The hypothetical situation stated in Gearey was then presented as an actual case in Stafford. The latter case presented a situation in which the registrant wrote the State Director of Selective Service that "it is perhaps an unfortunate way that I have that makes me act upon an issue only when I am directly confronted * * *. When called for induction on October 4, 1966, I found my conscience compelling me to refuse to step forward and thus I did." That recitation is quite comparable to the multiple examples of religious conversion cited by William James.

We have stated the reasons that require defendant's acquittal. It is therefore

Ordered that the Clerk file the general finding of not guilty together with this memorandum and order. It is further

Ordered that defendant be discharged.

NOTES

[1] That letter, dated April 29, 1968, was addressed to Lt. Colonel D. M. Wilson, Deputy State Director of the Selective Service System, but was forwarded by him to Local Board 50. Colonel Wilson advised Dr.

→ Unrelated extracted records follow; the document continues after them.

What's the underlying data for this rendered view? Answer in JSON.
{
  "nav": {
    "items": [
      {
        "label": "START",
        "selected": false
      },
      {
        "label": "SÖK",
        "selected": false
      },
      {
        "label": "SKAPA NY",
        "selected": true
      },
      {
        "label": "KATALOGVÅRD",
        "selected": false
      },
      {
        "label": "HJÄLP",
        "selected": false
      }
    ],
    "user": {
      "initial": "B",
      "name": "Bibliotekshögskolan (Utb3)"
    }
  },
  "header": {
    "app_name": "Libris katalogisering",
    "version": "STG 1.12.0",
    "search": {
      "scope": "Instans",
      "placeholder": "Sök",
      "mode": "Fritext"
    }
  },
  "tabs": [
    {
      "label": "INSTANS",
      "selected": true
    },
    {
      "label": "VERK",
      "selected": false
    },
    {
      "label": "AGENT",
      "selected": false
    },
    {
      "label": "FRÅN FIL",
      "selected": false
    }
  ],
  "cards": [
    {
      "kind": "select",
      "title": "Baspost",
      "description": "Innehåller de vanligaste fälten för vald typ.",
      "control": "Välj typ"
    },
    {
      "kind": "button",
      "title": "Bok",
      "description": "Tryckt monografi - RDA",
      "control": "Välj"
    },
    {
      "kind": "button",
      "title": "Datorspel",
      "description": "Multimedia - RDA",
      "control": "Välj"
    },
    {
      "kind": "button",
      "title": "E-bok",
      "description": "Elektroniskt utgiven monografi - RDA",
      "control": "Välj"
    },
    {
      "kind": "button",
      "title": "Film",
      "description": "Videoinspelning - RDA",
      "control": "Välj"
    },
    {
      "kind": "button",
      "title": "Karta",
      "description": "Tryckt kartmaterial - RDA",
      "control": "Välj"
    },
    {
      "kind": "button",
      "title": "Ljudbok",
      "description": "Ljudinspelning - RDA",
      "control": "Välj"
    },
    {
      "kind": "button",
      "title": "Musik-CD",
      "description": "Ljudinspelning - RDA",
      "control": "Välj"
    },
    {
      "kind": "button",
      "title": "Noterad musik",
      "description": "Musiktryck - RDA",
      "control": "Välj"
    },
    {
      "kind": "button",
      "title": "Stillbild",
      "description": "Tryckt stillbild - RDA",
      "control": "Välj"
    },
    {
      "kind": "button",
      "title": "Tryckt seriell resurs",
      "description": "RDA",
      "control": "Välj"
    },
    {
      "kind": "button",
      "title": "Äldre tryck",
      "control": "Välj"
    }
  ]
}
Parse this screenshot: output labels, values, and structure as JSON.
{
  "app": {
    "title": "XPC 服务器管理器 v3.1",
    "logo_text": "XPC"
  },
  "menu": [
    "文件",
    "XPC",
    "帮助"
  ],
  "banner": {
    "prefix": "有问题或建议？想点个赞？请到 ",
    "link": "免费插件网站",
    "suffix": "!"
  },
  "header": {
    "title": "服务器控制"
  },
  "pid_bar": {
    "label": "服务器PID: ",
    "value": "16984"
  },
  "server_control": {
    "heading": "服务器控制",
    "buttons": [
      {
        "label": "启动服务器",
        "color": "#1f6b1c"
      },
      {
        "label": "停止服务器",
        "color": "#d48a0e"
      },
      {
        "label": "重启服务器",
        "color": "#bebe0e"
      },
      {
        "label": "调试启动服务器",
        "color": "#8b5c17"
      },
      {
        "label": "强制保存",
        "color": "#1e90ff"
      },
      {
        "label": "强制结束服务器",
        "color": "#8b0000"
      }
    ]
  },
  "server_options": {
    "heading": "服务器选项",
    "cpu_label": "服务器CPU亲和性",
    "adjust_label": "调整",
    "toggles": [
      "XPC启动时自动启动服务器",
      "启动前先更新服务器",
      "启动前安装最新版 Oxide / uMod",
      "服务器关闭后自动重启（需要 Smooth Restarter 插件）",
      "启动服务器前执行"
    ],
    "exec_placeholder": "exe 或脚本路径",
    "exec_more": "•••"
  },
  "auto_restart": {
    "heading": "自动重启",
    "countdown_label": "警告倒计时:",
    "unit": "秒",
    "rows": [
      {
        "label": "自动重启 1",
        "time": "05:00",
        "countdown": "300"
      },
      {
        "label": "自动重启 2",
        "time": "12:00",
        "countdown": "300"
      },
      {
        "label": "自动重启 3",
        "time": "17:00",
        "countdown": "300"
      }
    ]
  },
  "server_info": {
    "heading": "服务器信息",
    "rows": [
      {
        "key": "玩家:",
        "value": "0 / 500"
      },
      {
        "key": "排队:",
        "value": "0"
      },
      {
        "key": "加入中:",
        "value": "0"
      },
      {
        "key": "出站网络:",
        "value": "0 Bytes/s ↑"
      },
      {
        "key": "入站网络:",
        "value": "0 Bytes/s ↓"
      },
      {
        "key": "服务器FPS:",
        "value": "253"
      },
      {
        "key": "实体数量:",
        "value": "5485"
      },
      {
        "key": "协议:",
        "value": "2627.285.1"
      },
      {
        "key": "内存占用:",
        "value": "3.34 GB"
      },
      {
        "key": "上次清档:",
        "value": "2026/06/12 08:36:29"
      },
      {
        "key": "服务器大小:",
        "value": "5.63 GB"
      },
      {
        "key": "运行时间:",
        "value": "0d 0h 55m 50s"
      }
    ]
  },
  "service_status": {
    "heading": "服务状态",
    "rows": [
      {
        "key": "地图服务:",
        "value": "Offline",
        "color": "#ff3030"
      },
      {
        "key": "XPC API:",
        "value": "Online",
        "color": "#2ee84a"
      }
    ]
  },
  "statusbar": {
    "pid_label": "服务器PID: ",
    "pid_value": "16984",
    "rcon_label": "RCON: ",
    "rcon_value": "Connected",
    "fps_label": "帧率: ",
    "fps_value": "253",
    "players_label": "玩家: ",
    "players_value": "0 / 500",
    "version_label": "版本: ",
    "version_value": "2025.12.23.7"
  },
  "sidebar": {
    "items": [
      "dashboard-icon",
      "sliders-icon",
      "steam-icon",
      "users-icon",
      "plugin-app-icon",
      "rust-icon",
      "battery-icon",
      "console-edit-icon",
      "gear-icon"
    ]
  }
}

Swomley that he was forwarding his letter to Local Board 50 "in order that the local board may have your letter as a basis of classification action, if they are so moved to act * * *." Local Board 50 was not "moved to act" by Colonel Wilson's letter.

We do not believe it legally significant that the letter reached the local board in the manner stated. Simmons v. United States, 348 U.S. 397, 404, 75 S. Ct. 397, 401, 99 L. Ed. 453, commands that "registrants are not to be treated as though they were engaged in formal litigation assisted by counsel." Indeed, 32 C.F.R. § 1624.1 provides that "no registrant may be represented before the local board by anyone acting as attorney or legal counsel." It is clear that we must look to substance rather than form when neither the local board nor the registrant have the benefit of guidance by legal counsel.

[2] It should be noted that Captain Goodrich based his approval of Local Board 50's action in refusing to reopen on Section 1625.2 and not on Section 1625.4, the regulation cited by Local Board 50 in connection with its first refusal to reopen. It is obvious that the local board's refusal to reopen could not be justified under Section 1625.4 because if the statements in defendant's Form 150 were in fact true he would have been entitled to a I-O classification. Cf. United States v. Seeger, 380 U.S. 163, 85 S. Ct. 850, 13 L. Ed. 2d 733 (1965).

[3] The duty and responsibilities that rest on a local board in regard to claims of conscientious objection are much greater under the 1967 amendments to the Selective Service Act than before. See Reisner, The Conscientious Objector Exemption: Administrative Procedures and Judicial Review, 35 U. of Chi.L.Rev. 686 (Summer, 1968).

[4] William James pointed out long ago in The Varieties of Religious Experience the classic cases of instantaneous conversion that run throughout theological history. St. Paul's was perhaps the most eminent. Other examples are cited such as Tolstoy, John Bunyan, and Henry Alline in Lectures IX and X of James' famous classic. Indeed, those familiar with Methodist history are familiar with John Wesley's statement near his death that he could not "but believe that sanctification is commonly, if not always, an instantaneous work." We do not suggest that either courts or local boards usurp the functions of the theologians. We believe, however, that § 1625.2 is on sound ground when it requires a local board to make specific inquiry on a case by case basis to fairly determine whether a registrant's belated conversion of conscientious objection to war in any form did or did not result from circumstances over which the registrant had no control.